Was die NRW-Kommunalwahl für die Bundespolitik bedeutet

3 Min
Merz zu Antrittsbesuch in Nordrhein-Westfalen
Die Kommunalwahl wird wohl auch Spuren auch in der Bundespolitik hinterlassen. (Archivbild)
Merz zu Antrittsbesuch in Nordrhein-Westfalen
Guido Kirchner/dpa

Es ist der erste Stimmungstest seit dem Amtsantritt der schwarz-roten Regierung. Auch wenn in Nordrhein-Westfalen Kommunalvertreter gewählt werden, dürfte sich das Ergebnis bis nach Berlin auswirken.

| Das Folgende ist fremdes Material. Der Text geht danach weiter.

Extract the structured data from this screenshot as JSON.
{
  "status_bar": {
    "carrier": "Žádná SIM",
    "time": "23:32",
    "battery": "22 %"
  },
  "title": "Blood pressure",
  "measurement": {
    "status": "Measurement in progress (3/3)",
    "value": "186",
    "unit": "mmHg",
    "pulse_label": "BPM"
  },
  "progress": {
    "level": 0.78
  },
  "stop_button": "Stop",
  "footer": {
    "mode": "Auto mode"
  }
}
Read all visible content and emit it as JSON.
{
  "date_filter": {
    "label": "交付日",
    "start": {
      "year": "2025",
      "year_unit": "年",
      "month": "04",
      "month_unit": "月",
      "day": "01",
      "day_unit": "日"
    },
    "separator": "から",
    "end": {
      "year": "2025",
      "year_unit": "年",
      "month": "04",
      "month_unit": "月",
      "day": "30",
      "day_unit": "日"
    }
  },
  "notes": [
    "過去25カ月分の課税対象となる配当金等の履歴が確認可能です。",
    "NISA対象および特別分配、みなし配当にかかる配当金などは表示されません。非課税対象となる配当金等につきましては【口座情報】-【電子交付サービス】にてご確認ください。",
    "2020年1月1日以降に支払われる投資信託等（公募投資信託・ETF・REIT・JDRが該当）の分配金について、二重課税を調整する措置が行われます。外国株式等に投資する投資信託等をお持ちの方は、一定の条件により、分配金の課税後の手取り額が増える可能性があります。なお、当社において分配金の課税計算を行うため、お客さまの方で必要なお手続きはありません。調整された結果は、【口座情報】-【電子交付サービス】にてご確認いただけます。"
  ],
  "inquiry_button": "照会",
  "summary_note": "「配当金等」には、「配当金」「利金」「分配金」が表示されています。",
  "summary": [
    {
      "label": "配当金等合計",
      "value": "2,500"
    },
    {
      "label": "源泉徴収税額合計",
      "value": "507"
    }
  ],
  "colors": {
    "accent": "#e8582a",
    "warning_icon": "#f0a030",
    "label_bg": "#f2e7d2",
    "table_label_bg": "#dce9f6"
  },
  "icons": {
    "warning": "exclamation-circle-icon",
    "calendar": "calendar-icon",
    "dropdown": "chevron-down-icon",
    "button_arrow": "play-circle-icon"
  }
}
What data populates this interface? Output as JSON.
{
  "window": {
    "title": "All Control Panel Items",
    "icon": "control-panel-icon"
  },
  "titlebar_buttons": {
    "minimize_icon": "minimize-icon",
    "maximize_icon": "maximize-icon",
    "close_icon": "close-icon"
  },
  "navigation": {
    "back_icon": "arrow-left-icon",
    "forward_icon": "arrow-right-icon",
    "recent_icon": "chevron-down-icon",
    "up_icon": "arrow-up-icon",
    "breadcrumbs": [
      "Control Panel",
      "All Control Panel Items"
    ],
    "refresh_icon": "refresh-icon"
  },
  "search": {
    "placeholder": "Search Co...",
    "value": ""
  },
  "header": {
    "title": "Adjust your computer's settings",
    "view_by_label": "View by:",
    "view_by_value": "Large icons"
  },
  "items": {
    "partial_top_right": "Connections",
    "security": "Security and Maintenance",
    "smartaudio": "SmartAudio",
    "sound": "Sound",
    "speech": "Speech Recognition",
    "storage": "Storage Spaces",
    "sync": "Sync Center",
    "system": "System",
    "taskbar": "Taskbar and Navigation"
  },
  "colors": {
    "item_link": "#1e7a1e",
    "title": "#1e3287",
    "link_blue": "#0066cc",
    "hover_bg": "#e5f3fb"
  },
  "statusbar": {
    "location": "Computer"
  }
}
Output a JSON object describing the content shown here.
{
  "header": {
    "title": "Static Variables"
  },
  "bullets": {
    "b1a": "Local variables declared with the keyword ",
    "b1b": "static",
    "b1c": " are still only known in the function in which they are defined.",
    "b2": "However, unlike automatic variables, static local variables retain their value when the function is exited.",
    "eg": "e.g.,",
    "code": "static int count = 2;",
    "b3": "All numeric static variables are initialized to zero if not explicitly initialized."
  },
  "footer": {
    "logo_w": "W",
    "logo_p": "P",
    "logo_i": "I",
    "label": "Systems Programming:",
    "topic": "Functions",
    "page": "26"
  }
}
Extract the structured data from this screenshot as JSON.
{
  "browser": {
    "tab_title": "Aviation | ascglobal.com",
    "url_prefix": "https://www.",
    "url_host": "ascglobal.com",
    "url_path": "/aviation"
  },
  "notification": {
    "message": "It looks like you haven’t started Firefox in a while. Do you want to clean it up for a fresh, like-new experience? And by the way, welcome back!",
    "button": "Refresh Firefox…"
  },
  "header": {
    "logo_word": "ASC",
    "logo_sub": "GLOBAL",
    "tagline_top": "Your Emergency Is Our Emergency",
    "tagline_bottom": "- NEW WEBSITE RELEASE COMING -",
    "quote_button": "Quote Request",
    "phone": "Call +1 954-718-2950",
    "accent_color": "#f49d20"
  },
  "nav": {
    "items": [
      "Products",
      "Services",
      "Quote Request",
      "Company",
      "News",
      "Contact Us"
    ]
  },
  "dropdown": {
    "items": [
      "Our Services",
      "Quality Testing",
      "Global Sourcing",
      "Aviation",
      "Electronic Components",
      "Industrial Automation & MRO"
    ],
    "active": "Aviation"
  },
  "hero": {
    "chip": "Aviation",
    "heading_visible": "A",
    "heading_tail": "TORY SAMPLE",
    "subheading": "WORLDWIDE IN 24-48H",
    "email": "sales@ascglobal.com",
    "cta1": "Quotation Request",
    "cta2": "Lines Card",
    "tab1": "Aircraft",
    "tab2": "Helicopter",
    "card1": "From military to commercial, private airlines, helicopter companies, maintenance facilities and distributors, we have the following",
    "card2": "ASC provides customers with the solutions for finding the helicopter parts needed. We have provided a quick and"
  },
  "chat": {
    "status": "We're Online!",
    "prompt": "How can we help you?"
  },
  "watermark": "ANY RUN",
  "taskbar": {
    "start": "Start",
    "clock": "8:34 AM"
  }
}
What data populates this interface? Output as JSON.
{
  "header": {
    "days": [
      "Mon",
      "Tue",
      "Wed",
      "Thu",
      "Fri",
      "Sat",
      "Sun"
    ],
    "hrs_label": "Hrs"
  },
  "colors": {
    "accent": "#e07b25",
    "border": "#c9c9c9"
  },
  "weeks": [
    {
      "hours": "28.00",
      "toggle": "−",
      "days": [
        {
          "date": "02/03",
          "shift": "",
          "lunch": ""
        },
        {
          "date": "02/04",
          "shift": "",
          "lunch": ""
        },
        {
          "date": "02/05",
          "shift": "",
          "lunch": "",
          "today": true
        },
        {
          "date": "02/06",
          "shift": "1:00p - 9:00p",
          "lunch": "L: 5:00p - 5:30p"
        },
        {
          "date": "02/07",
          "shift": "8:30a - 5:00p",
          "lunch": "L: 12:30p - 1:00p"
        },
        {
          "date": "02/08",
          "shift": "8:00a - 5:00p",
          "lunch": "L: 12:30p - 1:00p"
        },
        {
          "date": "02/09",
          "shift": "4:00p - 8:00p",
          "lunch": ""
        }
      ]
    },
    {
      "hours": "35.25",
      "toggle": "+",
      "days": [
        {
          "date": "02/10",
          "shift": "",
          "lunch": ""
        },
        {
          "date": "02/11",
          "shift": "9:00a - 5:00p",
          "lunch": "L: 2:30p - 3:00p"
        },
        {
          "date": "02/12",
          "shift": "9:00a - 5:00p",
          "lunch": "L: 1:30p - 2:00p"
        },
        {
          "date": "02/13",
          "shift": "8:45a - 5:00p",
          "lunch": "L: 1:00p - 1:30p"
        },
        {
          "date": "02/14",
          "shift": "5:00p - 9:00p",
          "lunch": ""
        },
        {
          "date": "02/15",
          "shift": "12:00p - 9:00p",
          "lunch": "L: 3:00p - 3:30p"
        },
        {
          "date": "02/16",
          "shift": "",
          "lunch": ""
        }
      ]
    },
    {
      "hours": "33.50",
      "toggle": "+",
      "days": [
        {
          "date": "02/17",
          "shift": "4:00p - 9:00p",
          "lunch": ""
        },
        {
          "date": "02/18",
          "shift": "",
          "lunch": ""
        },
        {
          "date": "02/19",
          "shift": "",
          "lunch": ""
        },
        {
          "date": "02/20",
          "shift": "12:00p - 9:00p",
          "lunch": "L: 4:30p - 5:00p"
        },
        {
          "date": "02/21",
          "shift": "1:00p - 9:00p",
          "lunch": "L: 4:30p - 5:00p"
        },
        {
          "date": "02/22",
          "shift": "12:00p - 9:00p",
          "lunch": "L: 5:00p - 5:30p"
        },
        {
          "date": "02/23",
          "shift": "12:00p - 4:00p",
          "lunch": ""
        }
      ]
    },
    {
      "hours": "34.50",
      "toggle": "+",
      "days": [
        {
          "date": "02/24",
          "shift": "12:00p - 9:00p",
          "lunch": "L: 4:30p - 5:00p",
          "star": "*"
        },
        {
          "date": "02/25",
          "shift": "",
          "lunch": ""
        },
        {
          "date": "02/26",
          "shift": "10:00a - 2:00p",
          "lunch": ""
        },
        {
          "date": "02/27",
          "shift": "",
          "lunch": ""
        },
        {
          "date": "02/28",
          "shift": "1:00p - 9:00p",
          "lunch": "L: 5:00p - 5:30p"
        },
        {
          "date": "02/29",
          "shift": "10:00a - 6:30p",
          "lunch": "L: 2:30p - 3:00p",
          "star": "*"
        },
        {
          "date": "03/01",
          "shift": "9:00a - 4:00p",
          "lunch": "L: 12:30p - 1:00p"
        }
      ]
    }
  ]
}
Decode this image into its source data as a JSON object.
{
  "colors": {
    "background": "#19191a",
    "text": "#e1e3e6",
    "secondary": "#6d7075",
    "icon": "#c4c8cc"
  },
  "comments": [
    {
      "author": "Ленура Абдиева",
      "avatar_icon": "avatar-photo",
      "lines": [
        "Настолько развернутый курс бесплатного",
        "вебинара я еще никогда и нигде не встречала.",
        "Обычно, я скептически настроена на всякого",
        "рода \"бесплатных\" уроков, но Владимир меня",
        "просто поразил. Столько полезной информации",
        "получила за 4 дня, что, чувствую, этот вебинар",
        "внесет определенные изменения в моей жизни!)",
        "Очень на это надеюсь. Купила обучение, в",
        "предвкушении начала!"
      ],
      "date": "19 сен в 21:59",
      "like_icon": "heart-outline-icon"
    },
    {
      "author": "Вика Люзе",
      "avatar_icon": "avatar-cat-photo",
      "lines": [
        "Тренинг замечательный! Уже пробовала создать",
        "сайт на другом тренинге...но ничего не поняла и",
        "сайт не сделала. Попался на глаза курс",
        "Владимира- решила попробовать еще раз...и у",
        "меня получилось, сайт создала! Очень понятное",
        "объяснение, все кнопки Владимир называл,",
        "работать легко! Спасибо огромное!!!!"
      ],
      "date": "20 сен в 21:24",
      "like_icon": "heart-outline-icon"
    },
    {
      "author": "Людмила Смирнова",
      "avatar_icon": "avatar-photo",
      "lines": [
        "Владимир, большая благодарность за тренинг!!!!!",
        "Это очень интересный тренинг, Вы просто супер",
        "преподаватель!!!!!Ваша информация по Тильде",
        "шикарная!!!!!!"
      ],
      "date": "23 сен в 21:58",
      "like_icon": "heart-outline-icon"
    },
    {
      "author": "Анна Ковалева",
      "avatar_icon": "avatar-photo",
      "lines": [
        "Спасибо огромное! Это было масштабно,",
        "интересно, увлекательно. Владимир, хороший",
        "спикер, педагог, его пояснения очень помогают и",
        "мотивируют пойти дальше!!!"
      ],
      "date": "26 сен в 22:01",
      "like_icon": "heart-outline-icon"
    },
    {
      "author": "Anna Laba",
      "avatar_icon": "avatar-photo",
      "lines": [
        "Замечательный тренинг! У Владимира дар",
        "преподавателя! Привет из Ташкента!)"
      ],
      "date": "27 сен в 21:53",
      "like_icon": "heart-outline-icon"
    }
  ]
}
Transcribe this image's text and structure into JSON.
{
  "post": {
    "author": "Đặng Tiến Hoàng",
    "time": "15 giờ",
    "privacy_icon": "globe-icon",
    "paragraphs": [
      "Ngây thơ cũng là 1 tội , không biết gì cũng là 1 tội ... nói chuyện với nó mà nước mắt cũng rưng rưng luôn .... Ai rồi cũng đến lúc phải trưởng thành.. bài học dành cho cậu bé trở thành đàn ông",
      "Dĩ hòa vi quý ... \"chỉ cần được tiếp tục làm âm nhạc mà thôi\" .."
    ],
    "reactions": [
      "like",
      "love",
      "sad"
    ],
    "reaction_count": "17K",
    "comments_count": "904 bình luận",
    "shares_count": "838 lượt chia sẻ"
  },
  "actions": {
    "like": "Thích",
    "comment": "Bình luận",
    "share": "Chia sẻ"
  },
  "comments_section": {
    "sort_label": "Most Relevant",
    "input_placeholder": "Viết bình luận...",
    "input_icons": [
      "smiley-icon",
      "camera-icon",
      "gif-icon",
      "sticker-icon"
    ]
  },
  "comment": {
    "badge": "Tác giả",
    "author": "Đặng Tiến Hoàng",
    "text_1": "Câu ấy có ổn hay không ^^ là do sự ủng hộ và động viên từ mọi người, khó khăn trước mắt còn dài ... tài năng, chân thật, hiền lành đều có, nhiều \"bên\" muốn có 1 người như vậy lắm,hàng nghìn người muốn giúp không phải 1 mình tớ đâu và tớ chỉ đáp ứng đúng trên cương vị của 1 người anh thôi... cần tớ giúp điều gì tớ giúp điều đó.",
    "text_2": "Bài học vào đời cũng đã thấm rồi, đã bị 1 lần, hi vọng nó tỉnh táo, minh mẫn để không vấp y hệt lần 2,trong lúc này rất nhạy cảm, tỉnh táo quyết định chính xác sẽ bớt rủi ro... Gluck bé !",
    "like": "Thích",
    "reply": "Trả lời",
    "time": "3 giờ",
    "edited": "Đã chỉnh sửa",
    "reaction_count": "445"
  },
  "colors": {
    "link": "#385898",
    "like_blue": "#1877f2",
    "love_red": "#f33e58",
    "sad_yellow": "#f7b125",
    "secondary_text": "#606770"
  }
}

«Kommunalwahlen sind Kommunalwahlen.» So lautet die Antwort von Bundeskanzler Friedrich Merz (CDU) auf die Frage, ob die Wahl in seinem Heimatbundesland Nordrhein-Westfalen am Sonntag gut vier Monate nach seinem Amtsantritt auch ein Stimmungstest für die Bundespolitik ist. Natürlich gebe es auch «einen gewissen Blick auf die Landespolitik und auf die Bundespolitik», sagte Merz Anfang September bei seinem Antrittsbesuch als Kanzler in NRW. Aber die großen Unterschiede bei den Wahlergebnissen in den Kommunen zeigten doch, wie stark sie von den einzelnen Kandidaten abhängen würden.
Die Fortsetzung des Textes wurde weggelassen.